Dodoma Stadium
- Location: Dodoma, Tanzania
- Coordinates: 06°10′52″S 35°44′49″E﻿ / ﻿6.18111°S 35.74694°E
- Capacity: 32,000 (expected)
- Surface: Grass
- Field size: 105m × 68m

Construction
- Groundbreaking: February 2025
- Built: 2025–2027 (expected)
- Opened: February 2027 (expected)
- Cost: US$135 million (estimate)
- General contractor: SPAR

Tenant
- 2027 Africa Cup of Nations

= Dodoma Stadium =

Stadium in Dodoma, Tanzania

Dodoma Stadium is a sports stadium under construction, in the city of Dodoma, Tanzania. It is intended to be used during the 2027 Africa Cup of Nations soccer tournament. The stadium is one of the stadia that Tanzania plans to use during the tournament, that will be jointly hosted by Tanzania, Uganda and Kenya.

The stadium name may be changed in the near future.

==Location==
The stadium is located in the neighborhood known as "Nzuguni area".

==Overview==
Dodoma Stadium, with planned capacity of 32,000 is intended for soccer matches and other sporting events such as athletics. The primary purpose of this stadium is to be part of the host stadia that Tanzania will use for the 2027 Africa Cup of Nations in a tri-state-host tournament to be held in the East African countries of Kenya, Tanzania and Uganda. The other Tanzanian stadia are the 60,000 seater Benjamin Mkapa Stadium in Dar es Salaam and the 30,000 seater Samia Suluhu Hassan Stadium in Arusha.

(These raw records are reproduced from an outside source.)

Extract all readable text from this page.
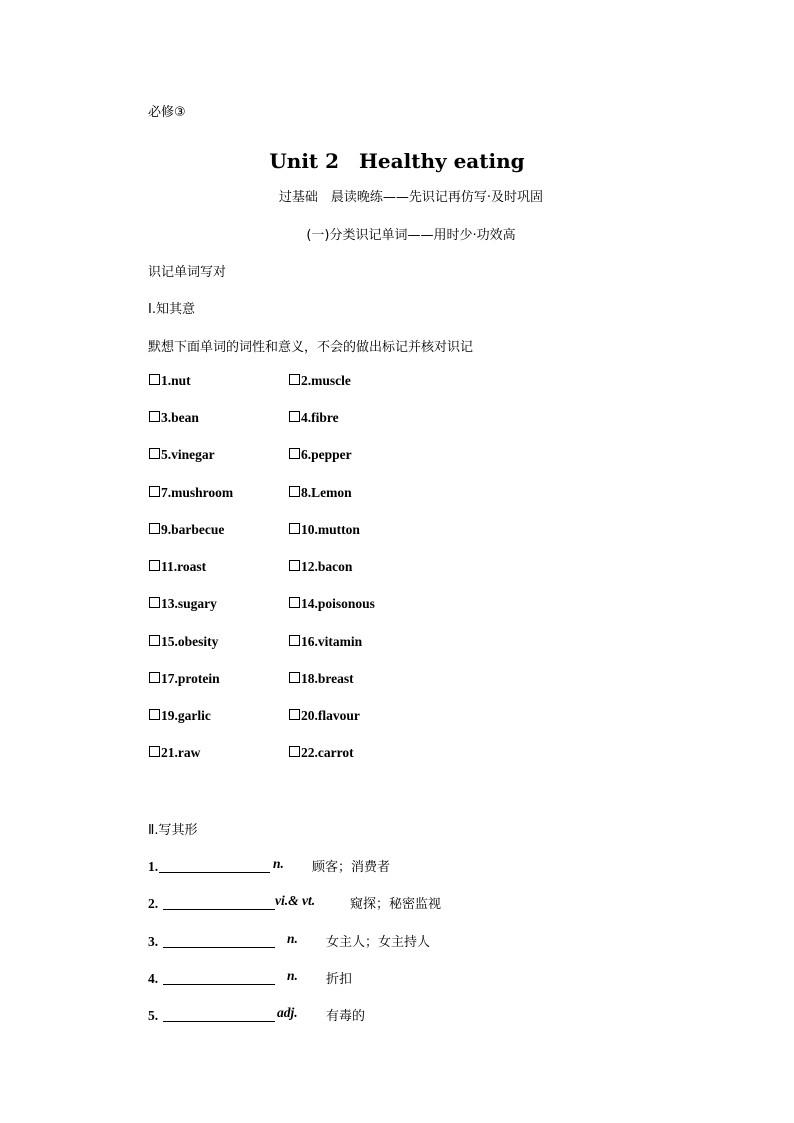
必修③
Unit 2　Healthy eating
过基础　晨读晚练——先识记再仿写·及时巩固
(一)分类识记单词——用时少·功效高
识记单词写对
Ⅰ.知其意
默想下面单词的词性和意义，不会的做出标记并核对识记
1.nut	2.muscle
3.bean	4.fibre
5.vinegar	6.pepper
7.mushroom	8.Lemon
9.barbecue	10.mutton
11.roast	12.bacon
13.sugary	14.poisonous
15.obesity	16.vitamin
17.protein	18.breast
19.garlic	20.flavour
21.raw	22.carrot
Ⅱ.写其形
1.	n. 顾客；消费者
2.	vi.& vt.	窥探；秘密监视
3.	n. 女主人；女主持人
4.	n. 折扣
5.	adj. 有毒的
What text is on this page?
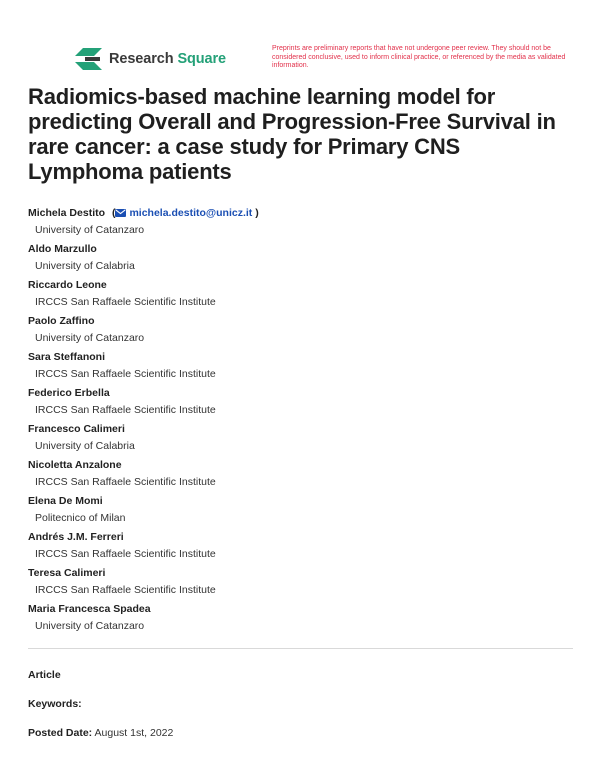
Research Square
Preprints are preliminary reports that have not undergone peer review. They should not be considered conclusive, used to inform clinical practice, or referenced by the media as validated information.
Radiomics-based machine learning model for predicting Overall and Progression-Free Survival in rare cancer: a case study for Primary CNS Lymphoma patients
Michela Destito ( michela.destito@unicz.it )
University of Catanzaro
Aldo Marzullo
University of Calabria
Riccardo Leone
IRCCS San Raffaele Scientific Institute
Paolo Zaffino
University of Catanzaro
Sara Steffanoni
IRCCS San Raffaele Scientific Institute
Federico Erbella
IRCCS San Raffaele Scientific Institute
Francesco Calimeri
University of Calabria
Nicoletta Anzalone
IRCCS San Raffaele Scientific Institute
Elena De Momi
Politecnico of Milan
Andrés J.M. Ferreri
IRCCS San Raffaele Scientific Institute
Teresa Calimeri
IRCCS San Raffaele Scientific Institute
Maria Francesca Spadea
University of Catanzaro
Article
Keywords:
Posted Date: August 1st, 2022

In September 2023, the Confederation of African Football (CAF), announced the East Africa Pamoja bid by Kenya, Uganda and Tanzania as the winning bid to host the 2027 AFCON tournament. The bid beat out other bids by other countries including Egypt, Senegal, Botswana and Algeria. At the bidding stage the Tanzania Football Federation nominated the three Nairobi national stadiums and the 10,000 seater Kipchoge Keino Stadium in Eldoret.

==Construction==
The construction contract was awarded to Italian construction company SPAR.